By Sarah Wibell
On Friday night, May 24, in the Bill Corey Stadium, 197 students received their diplomas as the first class to graduate from the new Morgan County High School campus. Family, friends, faculty, and staff cheered for the graduates as their hard work, personal growth, and future possibilities were recognized.
Noting that graduating marked the first chapter of the rest of the seniors’ lives, one of this year’s two Salutatorians, Mackenzie Ward, stated, “We are continuously climbing and reaching new heights we did not even know were attainable. Our stories are nowhere near the end. Many of our stories may completely change before we really know where we are headed, and that’s okay. As a future student of UGA’s animal health program, I’m already starting to think I chose the wrong major with all these literary references, but because we are still in the early chapters of our stories, we have time to change things and find the path that is meant for us. As all of you students embark on your journey, I hope you choose to do what makes you happy. Although we are pushed to be as successful as possible, if playing the guitar on the street corner is the career of your choice, then go for it. Our lives are limited, and we should not spend our time here being unhappy.”

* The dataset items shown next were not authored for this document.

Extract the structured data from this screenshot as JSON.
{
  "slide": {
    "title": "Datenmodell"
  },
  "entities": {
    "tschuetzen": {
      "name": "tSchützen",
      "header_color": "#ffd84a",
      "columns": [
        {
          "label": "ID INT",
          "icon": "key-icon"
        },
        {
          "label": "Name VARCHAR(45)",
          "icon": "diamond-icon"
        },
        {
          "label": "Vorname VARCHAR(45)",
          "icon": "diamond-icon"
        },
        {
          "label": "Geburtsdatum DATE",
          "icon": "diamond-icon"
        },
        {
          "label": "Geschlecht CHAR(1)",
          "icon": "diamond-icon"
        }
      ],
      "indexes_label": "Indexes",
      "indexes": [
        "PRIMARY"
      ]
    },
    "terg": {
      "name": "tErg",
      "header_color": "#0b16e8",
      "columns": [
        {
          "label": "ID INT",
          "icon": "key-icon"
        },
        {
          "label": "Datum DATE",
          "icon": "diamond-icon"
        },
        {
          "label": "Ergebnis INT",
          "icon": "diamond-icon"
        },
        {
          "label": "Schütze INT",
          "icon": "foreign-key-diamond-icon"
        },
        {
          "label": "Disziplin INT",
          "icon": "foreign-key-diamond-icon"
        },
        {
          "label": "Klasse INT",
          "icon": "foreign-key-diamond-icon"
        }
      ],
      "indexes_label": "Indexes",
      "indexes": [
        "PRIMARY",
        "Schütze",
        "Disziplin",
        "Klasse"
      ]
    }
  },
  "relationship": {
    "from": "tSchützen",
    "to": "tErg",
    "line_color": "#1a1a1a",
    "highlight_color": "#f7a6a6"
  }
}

Valedictorian Calla Pederson suggested taking the K.A.S.H. acronym for a program that teaches students life skills – Knowledge, Attitude, Skills, and Habits – and redefining it as the graduates move forward: 1. Know who you are, 2. Appreciate what and who you have in your life, 3. Seek out what you are passionate about, and 4. Honesty is the best policy for everyone involved.
“I’m not sure what about having the highest GPA in my grade screams, ‘Let me give a speech’ and qualifies a 17-year old girl, among adults and her peers – some of whom are already adults – to give sage advice and bestow whatever real wisdom I supposedly have gained by doing my schoolwork,” Pederson remarked.
“The main life lesson I have learned from my academic experience is just do it. I promise I’m not being sponsored by Nike; my attempts to swim and run track definitely do not qualify me for that honor. Doing what is necessary now to better our future, no matter how unpleasant the task at hand may be, will always be worth it. Many cliched valedictory addresses attempt to capture a fictional universal high school experience. This, of course, cannot be done because each and every one of us is a complete individual, and I am never one to disregard varying degrees of quirkiness. However, the one thing I am sure we have all experienced over the course of the past four years of high school is change.”
MCHS Principal Dr. Miki Edwards congratulated the seniors and also spoke about change through the analogy of moving: “It has quite literally been a moving experience this year for your senior class …
“Moving, as we all know, can be a difficult and exciting process as it takes hard work to physically pack up, transfer belongings, and then settle into a new destination … Graduating from high school is a whole lot like moving. There’s the realization that the familiarity of the people, the routines, and the place you know must be given up in order to move on to the next phase of your life. There may be some apprehension about leaving what you know, but there is hopefully excitement about the new possibilities that await you. But like any move, there’s going to be hard work and sometimes heavy lifting involved … There will be packing by evaluating the old things in your life and deciding what knowledge, attitudes, skills, and habits to take with you as you move …
“Once you’re packed and ready, go. Move. Make it happen. And then keep moving, even when the going gets tough and stuff gets heavy as it sometimes will. Keep learning, keep growing, keep moving … Class of 2019, the faculty and staff of Morgan County High School are grateful and proud to have been a part of the first leg of your journey. We wish you Godspeed.”
Superintendent of Morgan County Schools Dr. James Woodard instructed, “Begin this journey with the confidence that you are prepared. Your academic foundation has been built. Use this foundation as the building block for your future endeavors. Be prepared to seek advice and wisdom from those who have travelled before you. Be reflective on what stirs your soul and spirit. Define what success will mean for you, and dive into this chapter with excitement and anticipation … Compete against yourself. Improve upon your own abilities … This competing against yourself mindset is all about being willing to set personal goals, performing at a very high level, and reflecting on what you can do better. I would tell (my) kids, if you place last, and I know that you did your best, I’m okay. However, if you place first, and I knew that you didn’t do your best, there would be some opportunities for conversation. My challenge to you, seniors, find your passion, set your goals, perform at a high level, and reflect on how you can do better.”
Woodard recalled that Taylor Kinchen – who died at the age of five but would have been a part of this graduating class – used to say, “It’s good to be me.” He invited everyone to join him in collectively saying that phrase.
“This milestone is celebrated by getting a sheet of fancy paper in a fancy folder, but this diploma is filled with many things,” Salutatorian Emma Alligood stated. “Thanks again to friends for keeping us sane. Thanks to family for the support. Thanks to teachers for being our support at school and giving it to us straight. Thanks to all administrators and other faculty for giving all 197 of us the opportunity to move on from here with our heads held high.”